Soweit der Inhalt, kommen wir zur Musik: ‚I Am The Moon‘ ist zweierlei, nämlich sowohl ein vielschichtiges und phasenweise virtuoses Blues-meets-Rock-Album, wie man es von dieser Band gewohnt ist. Andererseits öffnet die Scheibe ihre Schleusen aber auch für weiterführende Spielarten wie Country, Folk, Weltmusik, Jazz und sogar Pop.

Was es mit diesen vier Kapiteln und Spielzeiten von jeweils 36 Minuten (Susan Tedeschi: „Exakt wie ‚Axis: Bold As Love‘ von Jimi Hendrix“) auf sich hat und wie sie entstanden sind, erzählt die freundliche Amerikanerin in aller Ausführlichkeit.

Susan Tedeschi (Bild: Matthias Mineur)

INTERVIEW

Susan, gleich vier Alben auf einmal, mit einem durchgehenden Konzept, allesamt in einem Rutsch produziert, klingt nach unfassbar viel Arbeit.

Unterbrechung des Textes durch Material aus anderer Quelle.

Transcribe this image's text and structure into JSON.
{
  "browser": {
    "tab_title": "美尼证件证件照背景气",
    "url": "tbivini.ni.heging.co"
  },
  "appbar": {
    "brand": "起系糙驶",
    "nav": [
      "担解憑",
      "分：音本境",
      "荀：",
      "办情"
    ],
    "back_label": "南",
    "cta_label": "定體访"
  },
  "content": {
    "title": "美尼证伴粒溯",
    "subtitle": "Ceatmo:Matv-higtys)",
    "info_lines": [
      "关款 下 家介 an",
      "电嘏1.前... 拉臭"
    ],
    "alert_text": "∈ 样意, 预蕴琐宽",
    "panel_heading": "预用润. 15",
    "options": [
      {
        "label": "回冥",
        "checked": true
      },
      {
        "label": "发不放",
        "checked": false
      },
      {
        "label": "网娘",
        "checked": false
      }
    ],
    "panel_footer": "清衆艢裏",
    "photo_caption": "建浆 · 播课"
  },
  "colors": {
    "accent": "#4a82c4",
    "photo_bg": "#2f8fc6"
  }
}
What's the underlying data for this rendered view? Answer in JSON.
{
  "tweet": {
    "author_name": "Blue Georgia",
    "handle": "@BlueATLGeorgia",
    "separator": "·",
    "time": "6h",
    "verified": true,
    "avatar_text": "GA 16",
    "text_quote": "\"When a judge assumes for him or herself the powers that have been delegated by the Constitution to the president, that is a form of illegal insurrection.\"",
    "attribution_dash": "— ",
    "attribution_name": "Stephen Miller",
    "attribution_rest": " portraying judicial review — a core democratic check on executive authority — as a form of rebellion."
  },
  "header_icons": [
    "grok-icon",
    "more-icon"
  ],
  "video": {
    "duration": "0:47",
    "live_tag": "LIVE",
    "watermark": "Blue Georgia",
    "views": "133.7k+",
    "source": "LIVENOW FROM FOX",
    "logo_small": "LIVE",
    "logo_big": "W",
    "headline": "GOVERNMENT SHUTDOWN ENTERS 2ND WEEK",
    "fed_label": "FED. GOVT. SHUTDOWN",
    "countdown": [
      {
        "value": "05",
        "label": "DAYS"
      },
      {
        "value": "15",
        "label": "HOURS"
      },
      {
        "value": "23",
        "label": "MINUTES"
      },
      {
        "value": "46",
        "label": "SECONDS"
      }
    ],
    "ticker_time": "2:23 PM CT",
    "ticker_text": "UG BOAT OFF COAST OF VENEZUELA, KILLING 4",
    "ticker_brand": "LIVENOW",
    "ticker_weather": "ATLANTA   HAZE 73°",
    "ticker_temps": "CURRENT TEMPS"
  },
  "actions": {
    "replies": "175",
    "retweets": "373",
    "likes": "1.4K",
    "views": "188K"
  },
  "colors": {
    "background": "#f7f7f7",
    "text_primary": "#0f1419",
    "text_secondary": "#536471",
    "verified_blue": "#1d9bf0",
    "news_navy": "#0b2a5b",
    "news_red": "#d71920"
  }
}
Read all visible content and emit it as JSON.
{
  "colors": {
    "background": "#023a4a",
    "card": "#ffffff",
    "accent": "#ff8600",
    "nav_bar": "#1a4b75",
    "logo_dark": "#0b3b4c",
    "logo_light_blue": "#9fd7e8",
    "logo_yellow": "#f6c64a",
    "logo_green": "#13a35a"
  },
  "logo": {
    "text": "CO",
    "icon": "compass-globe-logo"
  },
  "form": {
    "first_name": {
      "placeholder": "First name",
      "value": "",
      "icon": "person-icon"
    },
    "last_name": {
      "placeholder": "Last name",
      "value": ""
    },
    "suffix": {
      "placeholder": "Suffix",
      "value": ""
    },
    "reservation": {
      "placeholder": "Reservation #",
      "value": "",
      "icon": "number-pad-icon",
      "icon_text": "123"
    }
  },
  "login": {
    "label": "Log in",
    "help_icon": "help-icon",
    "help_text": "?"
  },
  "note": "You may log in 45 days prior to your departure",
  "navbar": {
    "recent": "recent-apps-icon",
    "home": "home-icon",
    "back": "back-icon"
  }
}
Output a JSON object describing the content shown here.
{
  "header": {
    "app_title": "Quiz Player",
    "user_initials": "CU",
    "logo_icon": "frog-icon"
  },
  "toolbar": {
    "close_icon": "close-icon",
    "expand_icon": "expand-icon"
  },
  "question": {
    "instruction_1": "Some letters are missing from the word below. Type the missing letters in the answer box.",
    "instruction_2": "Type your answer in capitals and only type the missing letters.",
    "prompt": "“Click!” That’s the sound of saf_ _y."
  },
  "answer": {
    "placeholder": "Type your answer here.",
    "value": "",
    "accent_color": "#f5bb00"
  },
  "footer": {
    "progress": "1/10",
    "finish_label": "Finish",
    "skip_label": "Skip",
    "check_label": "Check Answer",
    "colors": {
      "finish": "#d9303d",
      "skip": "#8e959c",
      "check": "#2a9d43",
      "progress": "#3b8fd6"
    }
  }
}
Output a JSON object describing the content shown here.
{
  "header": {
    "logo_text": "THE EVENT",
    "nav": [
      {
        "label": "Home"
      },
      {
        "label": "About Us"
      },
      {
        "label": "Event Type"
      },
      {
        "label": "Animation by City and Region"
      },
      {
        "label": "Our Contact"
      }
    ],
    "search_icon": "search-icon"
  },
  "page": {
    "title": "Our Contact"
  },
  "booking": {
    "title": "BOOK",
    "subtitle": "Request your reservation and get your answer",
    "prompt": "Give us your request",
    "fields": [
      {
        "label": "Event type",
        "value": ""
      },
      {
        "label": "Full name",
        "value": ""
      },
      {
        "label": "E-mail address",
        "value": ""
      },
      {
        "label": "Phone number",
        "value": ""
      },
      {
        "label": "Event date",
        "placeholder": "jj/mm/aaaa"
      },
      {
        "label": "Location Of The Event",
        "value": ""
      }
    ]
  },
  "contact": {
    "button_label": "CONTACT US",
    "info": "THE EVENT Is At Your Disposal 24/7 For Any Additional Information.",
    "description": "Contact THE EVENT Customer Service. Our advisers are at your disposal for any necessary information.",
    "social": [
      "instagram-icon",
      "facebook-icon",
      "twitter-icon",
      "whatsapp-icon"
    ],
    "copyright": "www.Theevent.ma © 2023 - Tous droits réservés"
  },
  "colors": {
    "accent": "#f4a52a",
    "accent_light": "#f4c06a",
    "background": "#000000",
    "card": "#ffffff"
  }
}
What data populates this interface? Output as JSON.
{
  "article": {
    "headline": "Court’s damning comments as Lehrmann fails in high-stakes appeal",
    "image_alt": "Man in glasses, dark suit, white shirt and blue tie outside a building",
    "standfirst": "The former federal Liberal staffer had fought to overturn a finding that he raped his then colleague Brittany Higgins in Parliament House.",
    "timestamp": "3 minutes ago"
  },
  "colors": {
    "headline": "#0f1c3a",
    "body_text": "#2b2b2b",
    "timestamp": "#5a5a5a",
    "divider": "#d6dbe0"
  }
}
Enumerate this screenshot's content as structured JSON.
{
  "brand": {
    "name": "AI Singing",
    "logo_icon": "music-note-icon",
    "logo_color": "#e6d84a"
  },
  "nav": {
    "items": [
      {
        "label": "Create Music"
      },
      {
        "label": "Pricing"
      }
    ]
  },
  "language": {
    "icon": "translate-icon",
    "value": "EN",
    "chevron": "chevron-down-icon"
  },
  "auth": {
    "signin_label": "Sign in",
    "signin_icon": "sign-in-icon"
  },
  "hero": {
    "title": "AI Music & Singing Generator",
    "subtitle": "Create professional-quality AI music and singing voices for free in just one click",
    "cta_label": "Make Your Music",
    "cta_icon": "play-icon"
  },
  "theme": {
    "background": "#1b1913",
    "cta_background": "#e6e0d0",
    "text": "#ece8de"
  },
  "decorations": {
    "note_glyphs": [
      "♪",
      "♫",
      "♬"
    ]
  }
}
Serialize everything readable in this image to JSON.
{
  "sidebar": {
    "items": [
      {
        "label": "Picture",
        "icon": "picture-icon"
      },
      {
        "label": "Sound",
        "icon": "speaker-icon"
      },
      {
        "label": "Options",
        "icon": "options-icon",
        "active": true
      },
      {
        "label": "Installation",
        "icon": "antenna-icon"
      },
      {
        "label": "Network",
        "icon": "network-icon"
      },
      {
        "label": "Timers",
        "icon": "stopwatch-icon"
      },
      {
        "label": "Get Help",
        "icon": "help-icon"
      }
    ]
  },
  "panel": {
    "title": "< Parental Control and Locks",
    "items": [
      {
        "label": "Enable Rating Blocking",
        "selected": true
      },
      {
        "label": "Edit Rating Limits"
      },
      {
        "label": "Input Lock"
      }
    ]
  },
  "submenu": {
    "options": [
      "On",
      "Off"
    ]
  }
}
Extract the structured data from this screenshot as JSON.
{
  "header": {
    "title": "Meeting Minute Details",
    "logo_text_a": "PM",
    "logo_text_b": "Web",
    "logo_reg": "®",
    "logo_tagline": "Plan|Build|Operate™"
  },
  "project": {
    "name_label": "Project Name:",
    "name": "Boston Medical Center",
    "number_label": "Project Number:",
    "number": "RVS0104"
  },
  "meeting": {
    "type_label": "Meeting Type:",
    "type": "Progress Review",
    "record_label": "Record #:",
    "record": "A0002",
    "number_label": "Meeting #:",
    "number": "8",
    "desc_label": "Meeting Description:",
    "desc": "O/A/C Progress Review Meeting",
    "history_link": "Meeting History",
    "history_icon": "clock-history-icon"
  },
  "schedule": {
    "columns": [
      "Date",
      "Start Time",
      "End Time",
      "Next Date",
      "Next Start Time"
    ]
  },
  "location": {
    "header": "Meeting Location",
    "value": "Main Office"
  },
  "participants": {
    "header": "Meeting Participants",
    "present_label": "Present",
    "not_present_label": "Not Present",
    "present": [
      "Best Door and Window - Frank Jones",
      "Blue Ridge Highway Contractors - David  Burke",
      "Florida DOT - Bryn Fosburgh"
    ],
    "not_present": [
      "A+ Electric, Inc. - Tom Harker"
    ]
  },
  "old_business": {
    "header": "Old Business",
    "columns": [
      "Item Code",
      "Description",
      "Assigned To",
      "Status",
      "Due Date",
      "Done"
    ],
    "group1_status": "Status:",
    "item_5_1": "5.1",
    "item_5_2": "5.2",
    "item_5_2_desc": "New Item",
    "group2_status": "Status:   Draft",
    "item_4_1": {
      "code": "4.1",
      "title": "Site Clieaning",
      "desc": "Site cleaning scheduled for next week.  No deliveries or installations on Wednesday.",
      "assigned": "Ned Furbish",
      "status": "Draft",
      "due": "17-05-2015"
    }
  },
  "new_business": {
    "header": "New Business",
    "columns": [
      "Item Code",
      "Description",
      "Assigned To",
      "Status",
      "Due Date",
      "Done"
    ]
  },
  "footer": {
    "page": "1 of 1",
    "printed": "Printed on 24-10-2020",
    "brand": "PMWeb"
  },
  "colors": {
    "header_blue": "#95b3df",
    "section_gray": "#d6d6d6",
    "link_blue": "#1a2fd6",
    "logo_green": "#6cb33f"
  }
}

Das Schreiben der Musik war nicht übermäßig aufwendig, denn es machte dermaßen viel Spaß, dass wir uns schnell in einem wunderbaren Flow befanden. Diese Band versteht sich auch menschlich ungemein gut, wodurch solche Ideen relativ leicht umzusetzen sind. Das größere Problem war, dass wir uns aufgrund der Corona-Situation nicht so einfach als gesamte Truppe treffen konnten. Wir leben in unterschiedlichen Bundesstaaten, was die Sache natürlich nicht eben leichter macht. Zum Glück wohnen Derek, unser Organist Gabe Dixon und ich in Florida und Nashville, damit war zumindest der Kern der Gruppe relativ eng zusammen. Am 22. August 2021 trafen wir uns zum ersten Mal, tauschten Ideen aus, stellten uns gegenseitig unsere Demos vor und machten uns an die Arbeit, all das zusammenzufügen.

Habe ich es richtig recherchiert: Die Story des Albums stand bereits, bevor ihr mit dem Songwriting begonnen habt?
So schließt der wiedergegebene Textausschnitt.